Banks seen unlikely to match RBI’s rate cut any time soon

Banks seen unlikely to match RBI’s rate cut any time soon

Mumbai, Feb 8: Bankers say piles of bad debt and the high cost of deposits mean they are unlikely to reduce interest rates on loans by as much as the central bank cut its key lending rate in a bid to spur growth.
The reluctance of bankers to pass on all of Thursday’s surprising 25 basis point rate cut is a potential blow to Prime Minister Narendra Modi’s government, which hopes lower lending rates will lift growth and job creation ahead of general elections due by May.
Making more credit available more cheaply is vital for Modi, who wants to please businesses, farmers and individual borrowers.

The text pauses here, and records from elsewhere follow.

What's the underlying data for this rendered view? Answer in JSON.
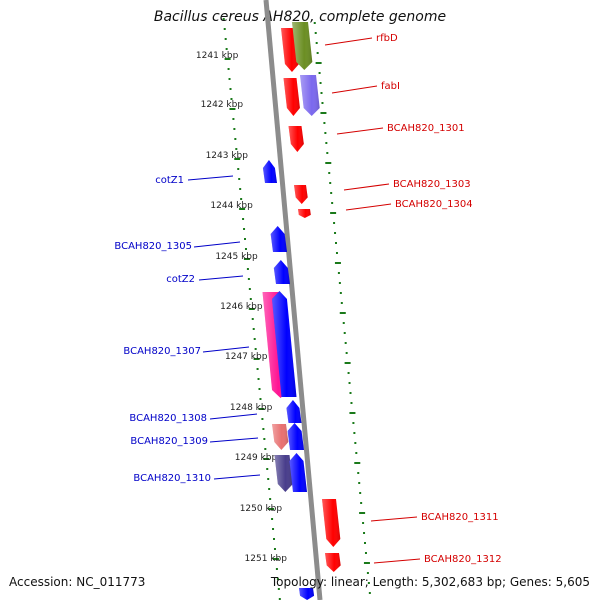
{
  "title": "Bacillus cereus AH820, complete genome",
  "footer": {
    "accession": "Accession: NC_011773",
    "summary": "Topology: linear; Length: 5,302,683 bp; Genes: 5,605"
  },
  "colors": {
    "backbone": "#8c8c8c",
    "tick": "#1a7a1a",
    "forward_label": "#0000c8",
    "reverse_label": "#d40000",
    "red": "#ff0000",
    "blue": "#0000ff",
    "pink": "#ff1493",
    "lightred": "#e87070",
    "olive": "#6b8e23",
    "purple": "#7b68ee",
    "slate": "#483d8b"
  },
  "scale_labels": [
    "1241 kbp",
    "1242 kbp",
    "1243 kbp",
    "1244 kbp",
    "1245 kbp",
    "1246 kbp",
    "1247 kbp",
    "1248 kbp",
    "1249 kbp",
    "1250 kbp",
    "1251 kbp"
  ],
  "genes": [
    {
      "label": "rfbD",
      "side": "right"
    },
    {
      "label": "fabI",
      "side": "right"
    },
    {
      "label": "BCAH820_1301",
      "side": "right"
    },
    {
      "label": "cotZ1",
      "side": "left"
    },
    {
      "label": "BCAH820_1303",
      "side": "right"
    },
    {
      "label": "BCAH820_1304",
      "side": "right"
    },
    {
      "label": "BCAH820_1305",
      "side": "left"
    },
    {
      "label": "cotZ2",
      "side": "left"
    },
    {
      "label": "BCAH820_1307",
      "side": "left"
    },
    {
      "label": "BCAH820_1308",
      "side": "left"
    },
    {
      "label": "BCAH820_1309",
      "side": "left"
    },
    {
      "label": "BCAH820_1310",
      "side": "left"
    },
    {
      "label": "BCAH820_1311",
      "side": "right"
    },
    {
      "label": "BCAH820_1312",
      "side": "right"
    }
  ]
}
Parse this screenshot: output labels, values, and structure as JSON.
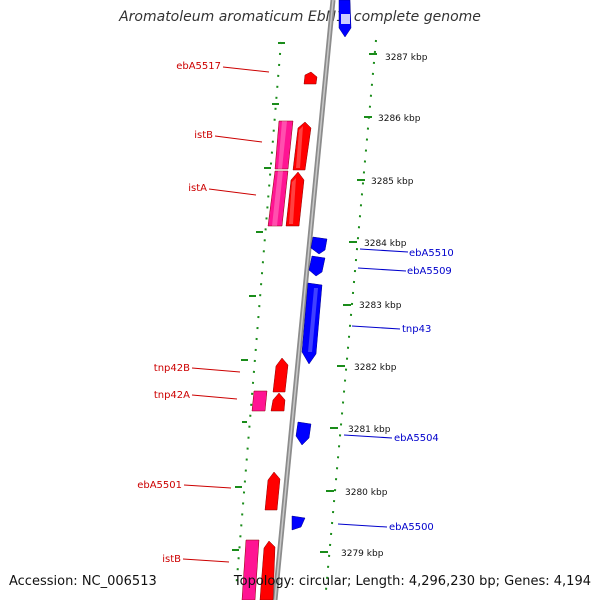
{
  "title": "Aromatoleum aromaticum EbN1, complete genome",
  "footer": {
    "accession": "Accession: NC_006513",
    "summary": "Topology: circular; Length: 4,296,230 bp; Genes: 4,194"
  },
  "colors": {
    "forward_gene": "#ff0000",
    "reverse_gene": "#0000ff",
    "repeat_gene": "#ff1493",
    "backbone": "#8c8c8c",
    "ticks": "#1a8c1a",
    "forward_label": "#cc0000",
    "reverse_label": "#0000cc"
  },
  "kbp_labels": [
    "3287 kbp",
    "3286 kbp",
    "3285 kbp",
    "3284 kbp",
    "3283 kbp",
    "3282 kbp",
    "3281 kbp",
    "3280 kbp",
    "3279 kbp"
  ],
  "forward_labels": [
    "ebA5517",
    "istB",
    "istA",
    "tnp42B",
    "tnp42A",
    "ebA5501",
    "istB"
  ],
  "reverse_labels": [
    "ebA5510",
    "ebA5509",
    "tnp43",
    "ebA5504",
    "ebA5500"
  ]
}
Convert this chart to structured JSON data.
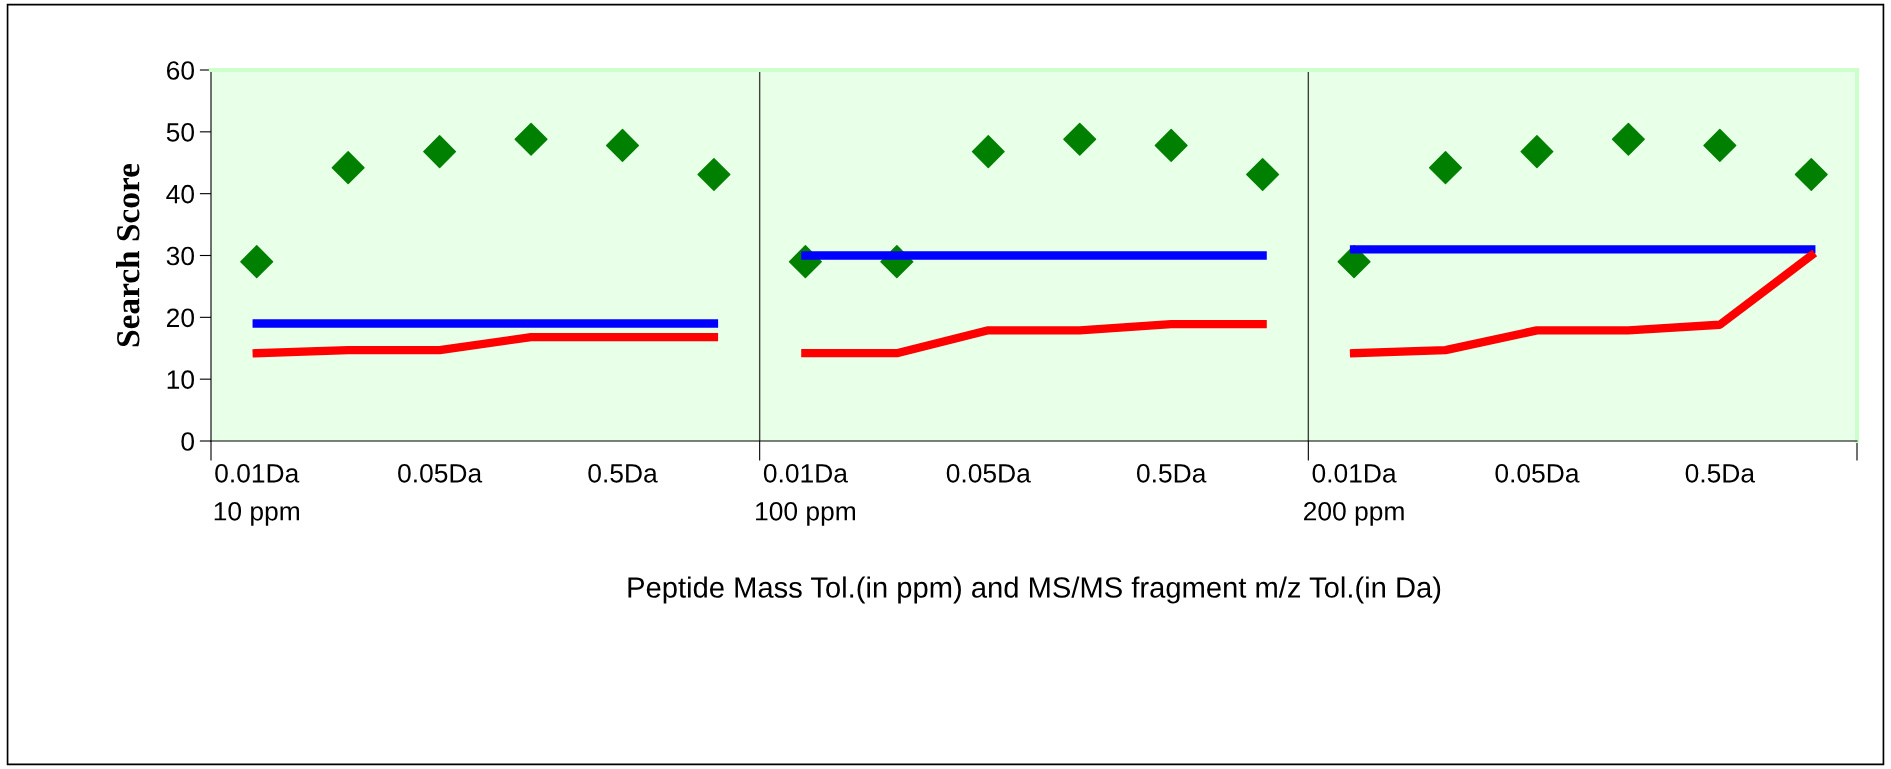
{
  "chart_data": {
    "type": "line",
    "ylabel": "Search Score",
    "xlabel": "Peptide Mass Tol.(in ppm) and MS/MS fragment m/z Tol.(in Da)",
    "categories": [
      "0.01Da\n10 ppm",
      null,
      "0.05Da",
      null,
      "0.5Da",
      null,
      "0.01Da\n100 ppm",
      null,
      "0.05Da",
      null,
      "0.5Da",
      null,
      "0.01Da\n200 ppm",
      null,
      "0.05Da",
      null,
      "0.5Da",
      null
    ],
    "ylim": [
      0,
      60
    ],
    "yticks": [
      0,
      10,
      20,
      30,
      40,
      50,
      60
    ],
    "grid": false,
    "legend": false,
    "series": [
      {
        "color": "#0000ff",
        "marker": "none",
        "line_style": "solid",
        "values": [
          19,
          19,
          19,
          19,
          19,
          19,
          null,
          null,
          null,
          null,
          null,
          null,
          null,
          null,
          null,
          null,
          null,
          null
        ]
      },
      {
        "color": "#0000ff",
        "marker": "none",
        "line_style": "solid",
        "values": [
          null,
          null,
          null,
          null,
          null,
          null,
          30,
          30,
          30,
          30,
          30,
          30,
          null,
          null,
          null,
          null,
          null,
          null
        ]
      },
      {
        "color": "#0000ff",
        "marker": "none",
        "line_style": "solid",
        "values": [
          null,
          null,
          null,
          null,
          null,
          null,
          null,
          null,
          null,
          null,
          null,
          null,
          31,
          31,
          31,
          31,
          31,
          31
        ]
      },
      {
        "color": "#ff0000",
        "marker": "none",
        "line_style": "solid",
        "values": [
          14.2,
          14.7,
          14.7,
          16.8,
          16.8,
          16.8,
          null,
          null,
          null,
          null,
          null,
          null,
          null,
          null,
          null,
          null,
          null,
          null
        ]
      },
      {
        "color": "#ff0000",
        "marker": "none",
        "line_style": "solid",
        "values": [
          null,
          null,
          null,
          null,
          null,
          null,
          14.2,
          14.2,
          17.9,
          17.9,
          18.9,
          18.9,
          null,
          null,
          null,
          null,
          null,
          null
        ]
      },
      {
        "color": "#ff0000",
        "marker": "none",
        "line_style": "solid",
        "values": [
          null,
          null,
          null,
          null,
          null,
          null,
          null,
          null,
          null,
          null,
          null,
          null,
          14.2,
          14.7,
          17.9,
          17.9,
          18.8,
          30
        ]
      },
      {
        "type": "scatter",
        "color": "#008000",
        "marker": "diamond",
        "values": [
          29,
          44.2,
          46.8,
          48.8,
          47.8,
          43.1,
          29,
          29,
          46.8,
          48.8,
          47.8,
          43.1,
          29,
          44.2,
          46.8,
          48.8,
          47.8,
          43.1
        ]
      }
    ]
  }
}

Four senior public and private sector bankers told Reuters on Friday that they might only cut lending rates by 5-10 basis points. A move of that size would have a negligible impact in boosting credit, or in reducing refinancing costs.
“If there is a lot of (government) pressure, then I may cut by a notional 5-10 basis points,” said the head of a big state-run bank who asked for anonymity due to sensitivity of the subject.
“That may have a psychological impact on corporates but will not really help in boosting credit growth or lowering borrowing costs.”
For Modi and new Reserve Bank of India (RBI) governor Shaktikanta Das, who is keen to boost private investments by lowering rates, this poses a problem.
Economic growth has slowed, with private investments slumping and consumption gains muted. Annual industrial output growth in November rose 4.1 per cent, down from October’s 8.4 per cent.
For the banks – often stuck with bad loans and heavy provisioning – any cut in loan rates is unlikely without a corresponding fall in deposit rates, which will require cash conditions to improve significantly, say bankers.
And banks are reluctant to cut deposit rates in the fiscal year’s last quarter, as they are keen to shore up their books while not losing hefty deposits.
Banks price their benchmark loan rates, known as the marginal cost of funds based lending rate (MCLR), mainly based on the cost of deposits.
“MCLR might not come down significantly very soon as any meaningful change will depend on cost of funds,” said Parthasarathi Mukherjee, managing director and chief executive officer of private lender Lakshmi Vilas Bank.
Unless banking system liquidity rises, he said, “we are not seeing any substantial fall in lending rates across the board any time soon.”